Shannon bingung harus menjawab seperti apa. Akhirnya, dia agak berbicara asal untuk menjawab.
"Sebelumnya, saya mohon maaf, Pak. Saya hanya memeriksa tangga kecil di sebelah barat yang terhubung dengan pintu lama kuil. Di sana saya menemukan lubang, memang tidak besar, tapi masih cukup untuk dilewati orang. Di sana saya amati juga kurang pengawasan dan ada beberapa titik buta kamera CCTV."
Thompson tampak menyimak baik-baik. Dia menampilkan denah lokasi yang dimaksud Shannon. Melihat kalau Thompson masih mendengarkannya, Shannon pun melanjutkan perkataannya. "Intinya, saya hanya agak khawatir kalau tempat itu rawan dijadikan pintu masuk penyusup. Kurang lebih itulah hasil pengamatan saya. Sekali lagi, saya mohon maaf jika ini membuat saya lalai dengan tugas utama saya."
Thompson mengangguk-angguk lagi. "Baiklah, ini akan aku laporkan ke atasan. Apalgi belakangan ini beliau memperketat penjagaan di sini. Akan berbahaya kalau sampai ada penyusup masuk. Terima kasih, kau boleh pergi."
"Terima kasih, Pak."
Shannon pun beranjak dari sana. Dia merasa bodoh sendiri setelah memberi alasan seperti tadi.
Apa yang kulakukan? Apa yang sudah kulakukan? Bisa-bisanya aku bicara seperti itu. Padahal itu adalah satu-satunya aksesku untuk masuk dan keluar dari sini. Kenapa aku malah memberi tahu mereka? Astaga!

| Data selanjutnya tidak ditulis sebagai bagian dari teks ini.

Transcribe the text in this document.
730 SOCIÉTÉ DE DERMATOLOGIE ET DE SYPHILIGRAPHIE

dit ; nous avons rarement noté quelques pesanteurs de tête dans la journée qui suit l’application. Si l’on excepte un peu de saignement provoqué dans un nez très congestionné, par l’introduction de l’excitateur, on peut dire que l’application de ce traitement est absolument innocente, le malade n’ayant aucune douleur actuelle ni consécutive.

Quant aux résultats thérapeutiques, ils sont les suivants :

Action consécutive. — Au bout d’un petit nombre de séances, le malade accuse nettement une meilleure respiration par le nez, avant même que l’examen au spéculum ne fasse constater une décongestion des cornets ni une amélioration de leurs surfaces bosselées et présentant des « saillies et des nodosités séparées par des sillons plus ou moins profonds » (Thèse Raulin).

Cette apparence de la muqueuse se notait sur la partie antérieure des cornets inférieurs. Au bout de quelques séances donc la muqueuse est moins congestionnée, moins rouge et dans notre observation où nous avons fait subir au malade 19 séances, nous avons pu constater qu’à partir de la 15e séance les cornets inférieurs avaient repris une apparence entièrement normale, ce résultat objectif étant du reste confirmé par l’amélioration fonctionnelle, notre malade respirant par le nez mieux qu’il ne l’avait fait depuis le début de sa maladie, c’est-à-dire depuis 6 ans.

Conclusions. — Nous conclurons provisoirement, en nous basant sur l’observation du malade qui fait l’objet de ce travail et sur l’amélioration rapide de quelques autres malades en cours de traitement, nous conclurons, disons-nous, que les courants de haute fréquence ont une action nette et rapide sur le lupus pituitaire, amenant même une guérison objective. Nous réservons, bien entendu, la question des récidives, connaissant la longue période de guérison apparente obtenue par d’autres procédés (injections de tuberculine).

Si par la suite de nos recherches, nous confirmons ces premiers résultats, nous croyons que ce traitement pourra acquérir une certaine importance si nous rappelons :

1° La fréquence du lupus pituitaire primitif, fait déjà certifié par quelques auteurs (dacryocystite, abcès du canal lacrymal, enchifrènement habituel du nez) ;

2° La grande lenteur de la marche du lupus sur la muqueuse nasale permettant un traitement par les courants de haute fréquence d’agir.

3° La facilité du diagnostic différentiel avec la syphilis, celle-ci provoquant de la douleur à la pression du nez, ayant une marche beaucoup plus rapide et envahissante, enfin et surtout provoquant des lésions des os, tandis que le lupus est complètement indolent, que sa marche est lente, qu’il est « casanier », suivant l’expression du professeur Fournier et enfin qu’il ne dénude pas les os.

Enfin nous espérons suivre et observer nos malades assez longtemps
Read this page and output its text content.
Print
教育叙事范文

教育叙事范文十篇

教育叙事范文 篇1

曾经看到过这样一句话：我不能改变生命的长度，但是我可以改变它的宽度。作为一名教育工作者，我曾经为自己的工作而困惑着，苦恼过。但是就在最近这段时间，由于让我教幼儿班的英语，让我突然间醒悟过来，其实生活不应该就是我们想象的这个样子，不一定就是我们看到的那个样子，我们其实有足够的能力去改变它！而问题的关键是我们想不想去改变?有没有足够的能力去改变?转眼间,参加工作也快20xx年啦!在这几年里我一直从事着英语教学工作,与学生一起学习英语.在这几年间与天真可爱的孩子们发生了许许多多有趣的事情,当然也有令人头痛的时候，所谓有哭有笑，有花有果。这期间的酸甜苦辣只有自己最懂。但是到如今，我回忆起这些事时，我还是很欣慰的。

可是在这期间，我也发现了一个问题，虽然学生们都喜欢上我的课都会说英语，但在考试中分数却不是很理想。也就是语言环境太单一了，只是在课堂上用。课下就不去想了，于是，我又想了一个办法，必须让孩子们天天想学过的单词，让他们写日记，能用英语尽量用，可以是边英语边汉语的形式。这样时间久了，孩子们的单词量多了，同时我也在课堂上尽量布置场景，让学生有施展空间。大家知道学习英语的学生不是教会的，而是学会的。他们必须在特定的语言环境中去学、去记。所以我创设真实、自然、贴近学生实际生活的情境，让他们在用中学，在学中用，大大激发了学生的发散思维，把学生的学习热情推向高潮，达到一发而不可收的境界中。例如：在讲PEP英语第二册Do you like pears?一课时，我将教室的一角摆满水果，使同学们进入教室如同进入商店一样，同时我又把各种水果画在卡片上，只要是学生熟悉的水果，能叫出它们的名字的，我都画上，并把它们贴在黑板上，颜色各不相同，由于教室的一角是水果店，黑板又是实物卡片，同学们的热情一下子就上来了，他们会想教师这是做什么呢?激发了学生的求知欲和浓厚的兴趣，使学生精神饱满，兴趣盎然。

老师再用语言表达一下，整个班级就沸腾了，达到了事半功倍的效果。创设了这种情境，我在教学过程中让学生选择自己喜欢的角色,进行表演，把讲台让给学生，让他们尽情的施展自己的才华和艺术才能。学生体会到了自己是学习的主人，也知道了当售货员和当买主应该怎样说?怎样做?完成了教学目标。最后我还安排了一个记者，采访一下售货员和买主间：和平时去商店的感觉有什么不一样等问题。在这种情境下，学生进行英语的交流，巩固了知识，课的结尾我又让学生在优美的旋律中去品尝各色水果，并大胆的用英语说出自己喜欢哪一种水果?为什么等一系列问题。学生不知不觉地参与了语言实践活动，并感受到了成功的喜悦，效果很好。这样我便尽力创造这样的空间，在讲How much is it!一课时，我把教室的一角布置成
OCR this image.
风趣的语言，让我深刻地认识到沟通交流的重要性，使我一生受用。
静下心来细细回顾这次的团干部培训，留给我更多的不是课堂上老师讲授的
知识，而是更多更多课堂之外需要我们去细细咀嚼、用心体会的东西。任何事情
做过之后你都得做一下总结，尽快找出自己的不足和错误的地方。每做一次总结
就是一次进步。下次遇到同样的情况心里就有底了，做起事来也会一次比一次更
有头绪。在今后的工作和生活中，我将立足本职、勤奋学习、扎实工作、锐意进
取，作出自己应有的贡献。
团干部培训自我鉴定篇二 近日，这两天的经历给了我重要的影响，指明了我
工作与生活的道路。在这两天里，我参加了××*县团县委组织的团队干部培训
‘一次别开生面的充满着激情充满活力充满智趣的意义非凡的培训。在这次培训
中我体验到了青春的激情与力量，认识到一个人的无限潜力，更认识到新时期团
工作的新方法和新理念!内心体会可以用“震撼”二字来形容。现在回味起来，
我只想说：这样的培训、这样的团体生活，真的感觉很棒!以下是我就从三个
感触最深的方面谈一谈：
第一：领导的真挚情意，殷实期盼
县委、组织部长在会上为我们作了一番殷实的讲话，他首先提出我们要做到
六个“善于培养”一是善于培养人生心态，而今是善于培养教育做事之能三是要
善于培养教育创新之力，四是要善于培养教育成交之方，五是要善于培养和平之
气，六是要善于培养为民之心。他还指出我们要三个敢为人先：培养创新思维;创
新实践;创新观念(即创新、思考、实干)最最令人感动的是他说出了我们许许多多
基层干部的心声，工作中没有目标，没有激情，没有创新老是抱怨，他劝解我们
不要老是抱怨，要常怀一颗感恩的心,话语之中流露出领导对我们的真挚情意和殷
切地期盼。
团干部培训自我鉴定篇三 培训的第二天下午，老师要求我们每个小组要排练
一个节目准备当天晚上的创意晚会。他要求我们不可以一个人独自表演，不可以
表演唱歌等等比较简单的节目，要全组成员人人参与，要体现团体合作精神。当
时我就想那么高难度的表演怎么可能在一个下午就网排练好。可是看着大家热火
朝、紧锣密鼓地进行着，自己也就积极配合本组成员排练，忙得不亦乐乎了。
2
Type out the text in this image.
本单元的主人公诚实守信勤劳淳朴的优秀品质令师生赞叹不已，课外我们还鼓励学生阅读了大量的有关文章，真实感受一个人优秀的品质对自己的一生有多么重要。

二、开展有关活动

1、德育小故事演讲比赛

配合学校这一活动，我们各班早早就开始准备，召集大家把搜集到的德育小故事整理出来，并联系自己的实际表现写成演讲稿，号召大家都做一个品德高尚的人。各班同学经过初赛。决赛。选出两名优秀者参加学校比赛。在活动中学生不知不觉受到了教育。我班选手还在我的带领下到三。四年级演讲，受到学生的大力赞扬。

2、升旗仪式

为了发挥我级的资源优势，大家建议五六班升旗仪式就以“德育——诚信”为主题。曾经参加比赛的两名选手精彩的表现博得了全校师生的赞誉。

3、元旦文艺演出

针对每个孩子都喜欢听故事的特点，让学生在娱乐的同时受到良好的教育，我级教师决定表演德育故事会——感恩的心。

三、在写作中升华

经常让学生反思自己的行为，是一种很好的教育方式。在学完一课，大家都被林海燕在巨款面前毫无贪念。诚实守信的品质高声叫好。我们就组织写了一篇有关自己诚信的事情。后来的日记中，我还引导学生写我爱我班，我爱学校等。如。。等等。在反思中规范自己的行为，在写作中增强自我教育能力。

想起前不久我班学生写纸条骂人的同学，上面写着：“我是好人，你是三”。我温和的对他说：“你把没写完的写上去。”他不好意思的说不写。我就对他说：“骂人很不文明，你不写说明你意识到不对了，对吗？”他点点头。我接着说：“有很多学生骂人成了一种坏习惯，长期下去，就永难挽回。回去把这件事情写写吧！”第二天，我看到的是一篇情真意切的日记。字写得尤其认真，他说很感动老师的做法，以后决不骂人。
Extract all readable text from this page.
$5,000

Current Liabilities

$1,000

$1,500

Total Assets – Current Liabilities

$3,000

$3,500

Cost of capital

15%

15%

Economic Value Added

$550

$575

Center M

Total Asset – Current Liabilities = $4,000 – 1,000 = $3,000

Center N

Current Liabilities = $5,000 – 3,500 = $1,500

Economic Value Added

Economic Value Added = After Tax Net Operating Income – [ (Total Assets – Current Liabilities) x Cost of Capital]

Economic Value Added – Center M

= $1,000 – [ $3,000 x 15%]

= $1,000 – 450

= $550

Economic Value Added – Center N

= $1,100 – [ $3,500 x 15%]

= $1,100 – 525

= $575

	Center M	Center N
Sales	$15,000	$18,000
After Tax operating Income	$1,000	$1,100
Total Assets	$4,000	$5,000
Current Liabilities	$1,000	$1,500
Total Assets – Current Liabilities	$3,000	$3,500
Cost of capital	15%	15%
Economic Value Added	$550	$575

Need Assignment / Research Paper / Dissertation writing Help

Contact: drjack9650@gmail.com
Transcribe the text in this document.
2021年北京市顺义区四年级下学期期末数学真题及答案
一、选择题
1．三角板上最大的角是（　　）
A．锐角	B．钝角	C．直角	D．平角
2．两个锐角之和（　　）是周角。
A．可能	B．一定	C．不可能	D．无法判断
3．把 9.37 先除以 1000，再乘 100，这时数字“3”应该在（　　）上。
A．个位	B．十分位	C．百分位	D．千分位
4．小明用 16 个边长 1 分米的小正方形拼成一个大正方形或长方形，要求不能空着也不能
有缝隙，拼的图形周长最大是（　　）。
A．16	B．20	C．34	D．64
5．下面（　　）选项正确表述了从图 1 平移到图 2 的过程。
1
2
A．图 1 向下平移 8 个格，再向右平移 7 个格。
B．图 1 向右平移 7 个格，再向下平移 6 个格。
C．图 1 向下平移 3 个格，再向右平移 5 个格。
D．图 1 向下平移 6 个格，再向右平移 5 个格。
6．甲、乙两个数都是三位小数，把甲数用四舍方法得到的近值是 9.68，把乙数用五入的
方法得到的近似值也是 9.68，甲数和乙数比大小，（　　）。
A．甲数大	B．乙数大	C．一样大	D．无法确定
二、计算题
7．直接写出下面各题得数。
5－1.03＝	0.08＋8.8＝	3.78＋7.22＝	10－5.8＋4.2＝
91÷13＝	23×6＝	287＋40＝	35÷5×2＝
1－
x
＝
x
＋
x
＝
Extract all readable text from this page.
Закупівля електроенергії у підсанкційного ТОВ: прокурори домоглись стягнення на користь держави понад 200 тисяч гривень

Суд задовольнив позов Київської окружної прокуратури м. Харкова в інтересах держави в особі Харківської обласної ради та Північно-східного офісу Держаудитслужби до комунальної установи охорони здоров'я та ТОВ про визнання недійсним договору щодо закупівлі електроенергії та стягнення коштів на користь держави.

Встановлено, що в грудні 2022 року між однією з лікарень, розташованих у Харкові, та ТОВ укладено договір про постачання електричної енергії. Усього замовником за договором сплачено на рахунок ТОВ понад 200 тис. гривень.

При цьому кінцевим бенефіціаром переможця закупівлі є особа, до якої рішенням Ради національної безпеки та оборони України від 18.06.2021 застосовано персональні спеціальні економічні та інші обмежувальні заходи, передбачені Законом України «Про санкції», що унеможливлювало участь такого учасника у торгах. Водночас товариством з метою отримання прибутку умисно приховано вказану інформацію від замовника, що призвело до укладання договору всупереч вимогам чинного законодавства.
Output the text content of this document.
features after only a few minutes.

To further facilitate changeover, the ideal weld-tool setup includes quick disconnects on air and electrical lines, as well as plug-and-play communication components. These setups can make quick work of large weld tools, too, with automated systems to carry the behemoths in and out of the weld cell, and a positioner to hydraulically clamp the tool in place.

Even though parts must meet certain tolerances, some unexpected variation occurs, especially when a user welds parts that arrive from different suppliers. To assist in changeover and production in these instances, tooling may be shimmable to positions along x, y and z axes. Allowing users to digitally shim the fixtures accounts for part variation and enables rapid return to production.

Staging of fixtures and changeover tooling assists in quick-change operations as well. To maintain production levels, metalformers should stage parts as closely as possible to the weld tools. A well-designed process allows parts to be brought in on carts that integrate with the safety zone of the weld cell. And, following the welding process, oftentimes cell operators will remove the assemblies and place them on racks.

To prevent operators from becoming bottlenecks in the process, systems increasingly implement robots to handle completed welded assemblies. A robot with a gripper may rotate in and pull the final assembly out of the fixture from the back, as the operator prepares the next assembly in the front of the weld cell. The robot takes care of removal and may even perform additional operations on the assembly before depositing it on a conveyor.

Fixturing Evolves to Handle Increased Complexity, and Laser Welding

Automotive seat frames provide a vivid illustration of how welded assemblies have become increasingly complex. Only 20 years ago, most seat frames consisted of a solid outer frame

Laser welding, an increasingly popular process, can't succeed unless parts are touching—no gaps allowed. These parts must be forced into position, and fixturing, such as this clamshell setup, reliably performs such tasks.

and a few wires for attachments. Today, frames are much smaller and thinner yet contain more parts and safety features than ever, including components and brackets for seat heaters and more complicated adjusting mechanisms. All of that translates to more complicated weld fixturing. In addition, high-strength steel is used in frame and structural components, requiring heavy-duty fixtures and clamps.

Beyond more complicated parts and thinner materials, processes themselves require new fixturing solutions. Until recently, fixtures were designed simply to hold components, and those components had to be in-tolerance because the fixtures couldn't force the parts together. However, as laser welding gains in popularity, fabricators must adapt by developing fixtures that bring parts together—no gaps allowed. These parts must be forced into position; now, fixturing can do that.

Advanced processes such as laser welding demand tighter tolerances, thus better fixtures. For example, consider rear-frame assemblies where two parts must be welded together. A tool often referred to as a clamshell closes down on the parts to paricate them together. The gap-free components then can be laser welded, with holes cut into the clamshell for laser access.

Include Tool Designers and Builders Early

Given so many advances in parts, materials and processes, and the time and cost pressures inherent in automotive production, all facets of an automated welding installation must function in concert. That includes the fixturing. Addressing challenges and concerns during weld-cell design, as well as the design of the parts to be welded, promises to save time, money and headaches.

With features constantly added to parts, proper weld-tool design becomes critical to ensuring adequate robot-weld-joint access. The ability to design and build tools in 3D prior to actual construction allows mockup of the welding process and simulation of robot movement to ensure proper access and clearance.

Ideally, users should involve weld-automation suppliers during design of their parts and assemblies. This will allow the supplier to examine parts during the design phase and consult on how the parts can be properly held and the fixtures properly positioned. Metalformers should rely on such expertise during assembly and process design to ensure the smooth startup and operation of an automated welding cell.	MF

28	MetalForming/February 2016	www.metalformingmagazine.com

Shannon, tenangkan dirimu. Kau terlalu panik sampai tidak sadar sedang mengaktifkan telepati, ujar Edvard melalui telepati.
Shannon menghela napas untuk menenangkan diri, dengan begitu dia bisa mengembalikan fokusnya. Dia mengeluarkan tablet dan berjalan menuju ruangan Lock. Beruntung sekarang ini Shannon tidak menemui gangguan seperti tadi. Selama dia tidak bertemu Aria, sepertinya dia akan aman. Wanita itu terus berjalan ke utara mengikuti petunjuk denah. Sekitar 5 menit berjalan, dia menemui lorong yang mengarah ke ruang Lock.
Lorong itu seperti leher botol anggur. Bagian awalnya hanya selebar 1,5 meter dan hanya bisa dilalui satu orang. Namun, begitu hampir sampai ujung, lorong itu meluas. Entah kenapa mereka membangunnya seperti ini, mungkin karena dinilai estetik atau bisa jadi karena menyesuaikan kontur Gunung Alpena. Di ujung lorong itu ada pintu baja berbentuk lingkaran besar. Beratnya mungkin ratusan kilogram. Untuk membukanya dibutuhkan akses khusus agar bisa masuk.
Shannon mencoba menempelkan ID cardnya ke papan scanning. Proses scanning berlangsung 3 detik, lalu muncul tulisan merah pada papan scanning. Akses ditolak. Shannon mencobanya lagi, tidak berhasil. Dia mencoba lagi untuk ketiga kalinya dan hasilnya tetap nihil. Dia pun melakukan telepati untuk melaporkan ini ke Edvard.
Ed, aku tidak bisa mengakses pintu masuknya. Bagaimana ini?
Viktor, apa kau bisa melakukan sesuatu?
Aku sedang mencoba, tapi sepertinya pengaturan aksesnya baru diganti. Ah, sial! Aku tidak bisa merentasnya.
Suara langkah kaki terdengar dari kejauhan. Dengan sigap, Shannon meningkatkan kewaspadaannya. Dia melihat sekeliling dengan panik.
Kalian berdua tenang dulu. Ada yang datang ke sini. Aku cari tempat sembunyi dulu!